I remember how the events I read about in history books felt like a different world when I was a kid. I would read about how World War I & II began and ended. I read about how great empires ruled and crumpled.
What I don’t remember was what else was going on during those times in other places at the exact same moments. Where if I were to read the newspaper (or a social media post) today, I would learn about the wildfires in California while learning that Jacob Blake was shot in the back 7 times in Kenosha, Wisconsin.
But I think to myself and wonder how will this be depicted in the future of history books? As the times evolve and information becomes convenient historians research and publish new works on the history we thought we knew, but we learn we didn’t. We learn that we were never granted the full truth.
We were not taught that Christopher Columbus landed in America by mistake, or that the very first Thanksgiving celebration probably wasn’t very thankful. We didn’t learn that the land we lived on was stolen from the Native Americans. We weren’t taught with full transparency that colonialism was a bad thing.
So how will the future history books depict the current times? In an age where everyone is documenting everything, it is now that we see in full light what the injustice of our Country really is. It’s because of social media that ideas we always knew to be true are now being fully supported with the evidence of videos taken from our smartphones.
These videos are then being shared with friends, family, co-workers, and the world. This is why we have people in other countries protesting in unison with America on the death of George Floyd.
Will the history books of the future be honest now? Will the authors of those books have a place to hide the truth? Or, will those authors use the countless number of documentations to paint the truth in an even more elevated light? We now have evidence from countless numbers of perspectives to challenge these books. But why should we have to? Shouldn’t these books be written with the truth from the very beginning?
I circle back to the subtitle of this article; what happens to everything we’ve documented on social media if these companies shut down? Will our lives no longer exist without proof? Instagram started as a photography community to share images. Then, Instagram became a place to share our lives with each other, which is then evolved into a highly curated, self-promotion of our lives. Instagram has created a job category called, Social Media Influencer. People who influence us to buy a product because of the way they have marketed the use in their everyday life.
Some people, most people, still use Instagram as a basic medium to keep friends and families updated about their lives. But it’s interesting to see how those same people have also created Instagram accounts for those who can’t. They’ve created Instagram accounts for their pets and for their kids; both who are unable to post themselves. Why do we do this? These Instagram accounts seem to have replaced baby albums and family albums.
So, what happens to these accounts if Facebook, Snapchat, Twitter, Instagram, and TikTok all decide to shut down (We’re seeing it now with Tik-Tok and Trump’s plan to ban it from the US)?
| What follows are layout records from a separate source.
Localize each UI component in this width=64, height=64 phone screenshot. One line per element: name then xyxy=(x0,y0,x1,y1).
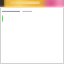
button[interactable] xyxy=(3,14,64,64)
button[interactable] xyxy=(0,9,64,13)
button[interactable]: Status indicator xyxy=(2,15,3,22)
button[interactable]: Header image xyxy=(0,0,64,8)
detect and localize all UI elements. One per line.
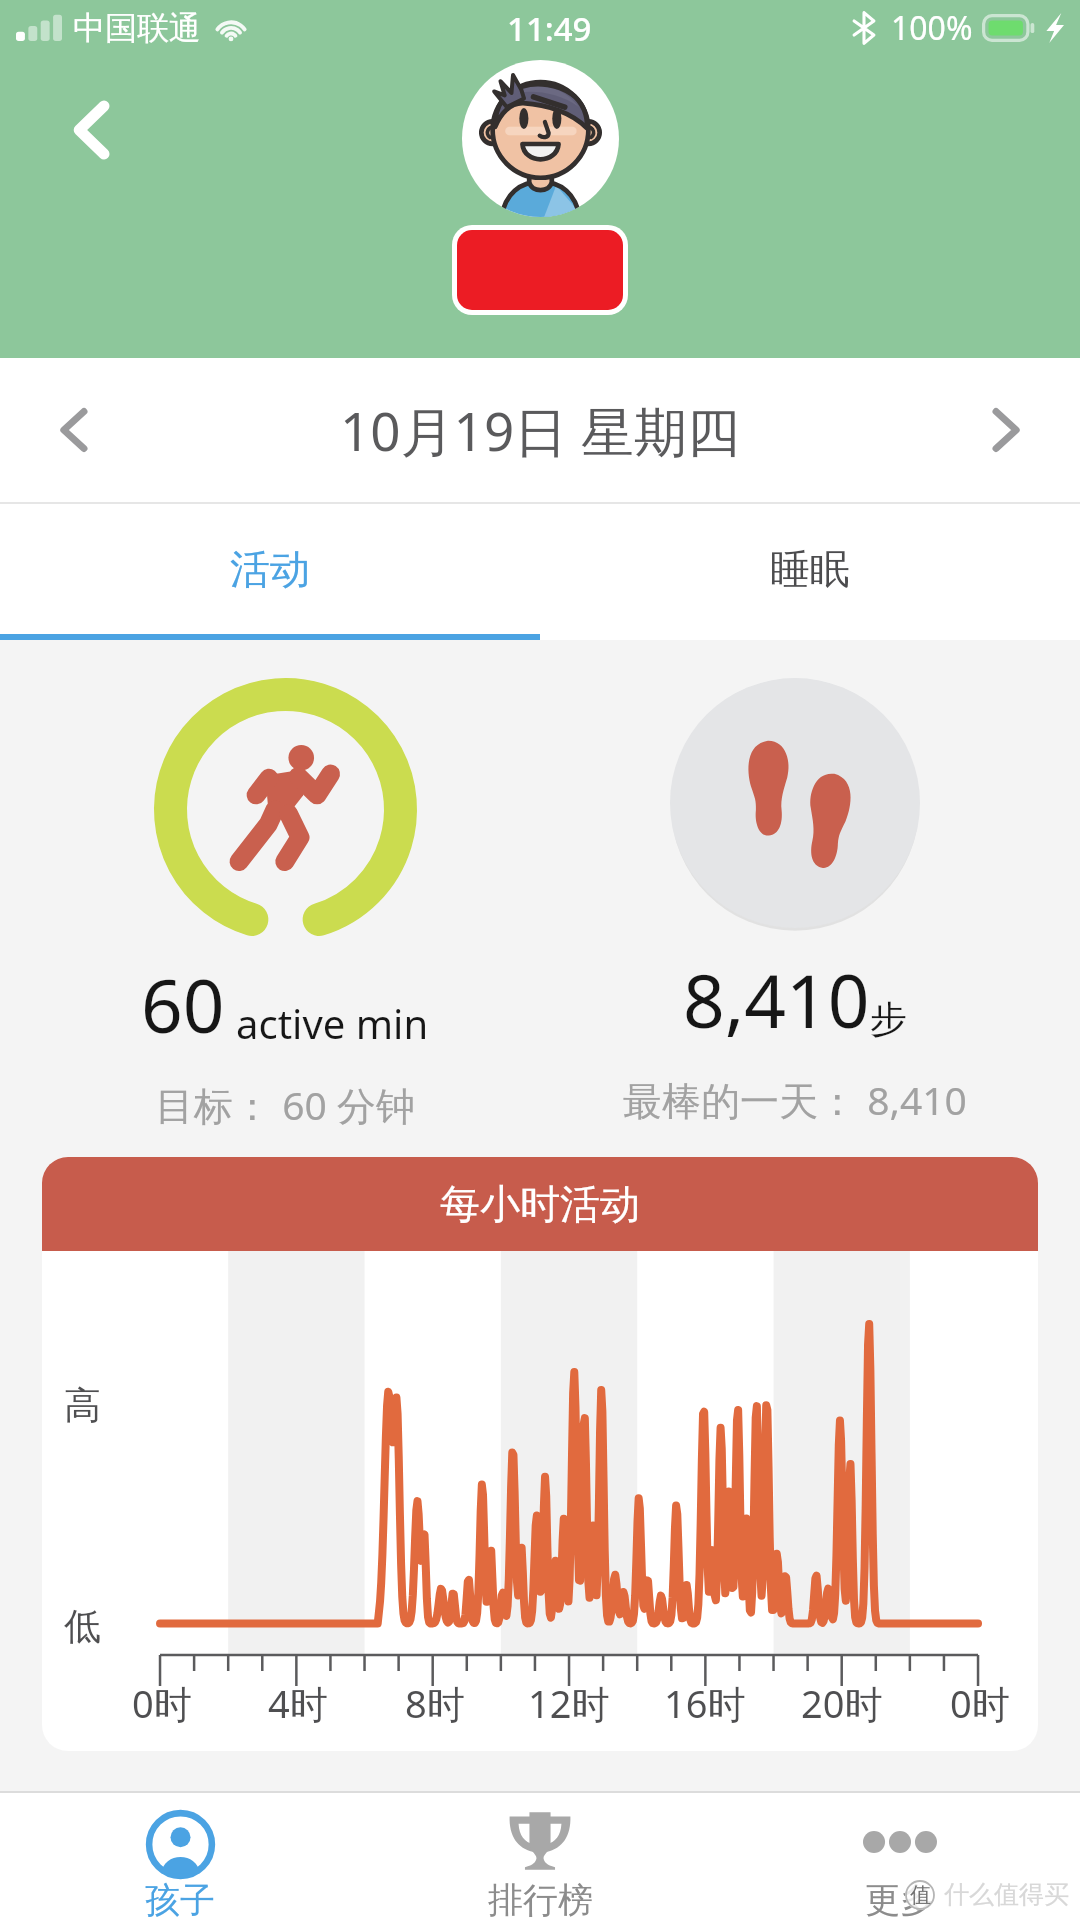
staticText: 每小时活动 [440, 1179, 640, 1229]
button[interactable]: 排行榜 [360, 1793, 720, 1920]
staticText: 11:49 [507, 6, 592, 51]
staticText: 排行榜 [488, 1878, 593, 1920]
staticText: 10月19日 星期四 [150, 394, 930, 466]
staticText: 8,410 [683, 950, 870, 1049]
staticText: 20时 [801, 1677, 883, 1729]
staticText: 什么值得买 [944, 1879, 1069, 1910]
staticText: 步 [870, 996, 907, 1043]
button[interactable]: Back [48, 90, 128, 170]
staticText: 目标： 60 分钟 [155, 1078, 415, 1131]
staticText: 中国联通 [73, 8, 201, 48]
button[interactable]: 每小时活动 [42, 1157, 1038, 1751]
staticText: 睡眠 [770, 544, 850, 594]
staticText: active min [236, 996, 429, 1050]
staticText: 100% [891, 6, 973, 50]
staticText: 低 [64, 1603, 101, 1650]
staticText: 高 [64, 1382, 101, 1429]
button[interactable]: 睡眠 [540, 504, 1080, 634]
button[interactable]: 更多 [720, 1793, 1080, 1920]
staticText: 值 [910, 1882, 931, 1908]
staticText: 12时 [528, 1677, 610, 1729]
staticText: 孩子 [145, 1878, 215, 1920]
staticText: 4时 [268, 1677, 328, 1729]
staticText: 8时 [405, 1677, 465, 1729]
staticText: 0时 [132, 1677, 192, 1729]
button[interactable]: 孩子 [0, 1793, 360, 1920]
staticText: 16时 [664, 1677, 746, 1729]
button[interactable]: Next day [930, 358, 1080, 502]
staticText: 60 [141, 955, 225, 1054]
button[interactable]: Profile avatar [462, 60, 619, 217]
staticText: 更多 [865, 1878, 935, 1920]
button[interactable]: Previous day [0, 358, 150, 502]
staticText: 活动 [230, 544, 310, 594]
staticText: 0时 [950, 1677, 1010, 1729]
staticText: 最棒的一天： 8,410 [623, 1073, 967, 1126]
button[interactable]: 活动 [0, 504, 540, 634]
button[interactable]: Child name badge [457, 230, 623, 310]
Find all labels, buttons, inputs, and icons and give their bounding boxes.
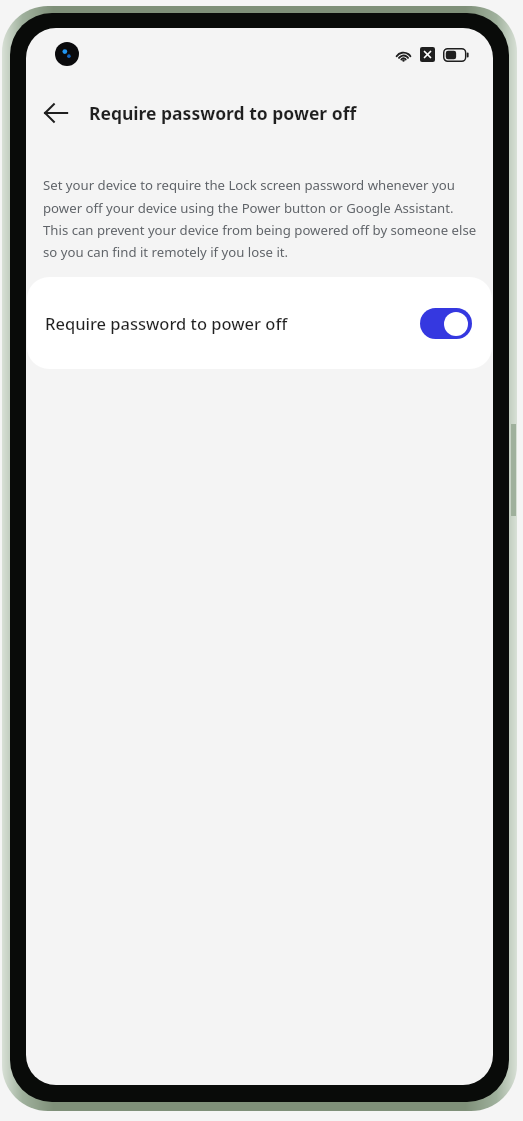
staticText: Require password to power off: [45, 312, 412, 334]
button[interactable]: Require password to power off toggle: [420, 308, 472, 339]
staticText: Set your device to require the Lock scre…: [43, 176, 479, 261]
button[interactable]: Back: [32, 89, 80, 137]
staticText: Require password to power off: [89, 101, 357, 125]
button[interactable]: Require password to power off: [27, 277, 492, 369]
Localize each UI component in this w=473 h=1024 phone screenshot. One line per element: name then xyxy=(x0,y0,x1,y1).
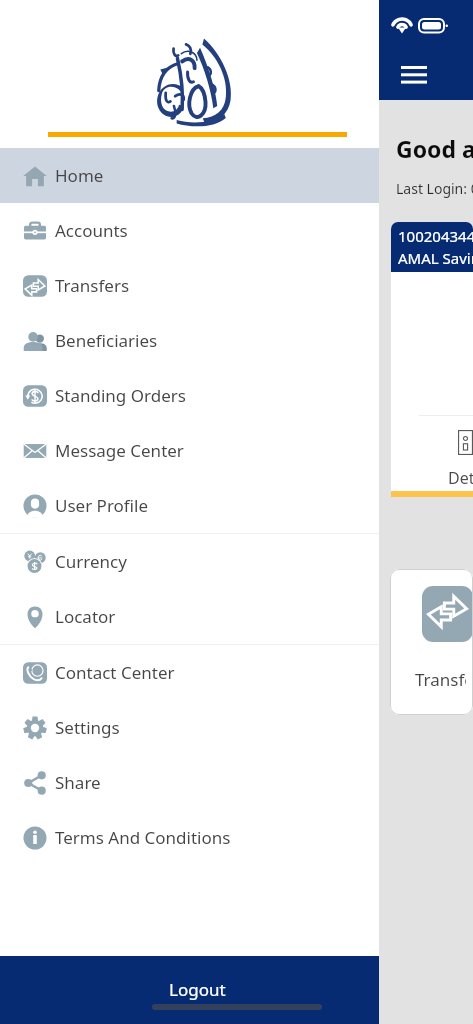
staticText: Last Login: 05/04/2023 xyxy=(396,179,473,198)
staticText: Details xyxy=(448,467,473,489)
staticText: User Profile xyxy=(55,494,149,517)
button[interactable]: Currency xyxy=(0,534,379,589)
button[interactable]: Home xyxy=(0,148,379,203)
staticText: 1002043447 xyxy=(398,226,473,246)
button[interactable]: Logout xyxy=(0,956,379,1024)
button[interactable]: Locator xyxy=(0,589,379,644)
button[interactable]: Contact Center xyxy=(0,645,379,700)
button[interactable]: User Profile xyxy=(0,478,379,533)
button[interactable]: Open navigation menu xyxy=(393,58,435,92)
button[interactable]: Terms And Conditions xyxy=(0,810,379,865)
staticText: Contact Center xyxy=(55,661,175,684)
staticText: Settings xyxy=(55,716,120,739)
button[interactable]: Beneficiaries xyxy=(0,313,379,368)
staticText: Home xyxy=(55,164,104,187)
staticText: Terms And Conditions xyxy=(55,826,231,849)
staticText: Logout xyxy=(169,978,226,1001)
staticText: Message Center xyxy=(55,439,184,462)
staticText: Share xyxy=(55,771,101,794)
button[interactable]: Settings xyxy=(0,700,379,755)
staticText: Good afternoon xyxy=(396,133,473,164)
button[interactable]: Transfers xyxy=(0,258,379,313)
staticText: Accounts xyxy=(55,219,128,242)
button[interactable]: Standing Orders xyxy=(0,368,379,423)
button[interactable]: Message Center xyxy=(0,423,379,478)
staticText: Transfers xyxy=(55,274,130,297)
staticText: Currency xyxy=(55,550,127,573)
staticText: Locator xyxy=(55,605,116,628)
staticText: Beneficiaries xyxy=(55,329,158,352)
button[interactable]: Accounts xyxy=(0,203,379,258)
button[interactable]: Share xyxy=(0,755,379,810)
staticText: Transfer xyxy=(415,668,466,691)
staticText: AMAL Saving xyxy=(398,248,473,268)
button[interactable]: Transfer xyxy=(390,569,473,715)
staticText: Standing Orders xyxy=(55,384,186,407)
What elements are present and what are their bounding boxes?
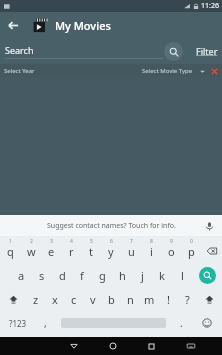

Where will our memories go? Will these social media companies be obliged to archive them somewhere? Will the future create some sort of virtual Smithsonian museum that curates life in the digital age?
Obviously, I don’t have the answer to these questions. However, I encourage everyone to document everything. Whether it is through social media or analog form, just document. Preserve your accounts, not for the vanity, but because it’s important and it matters.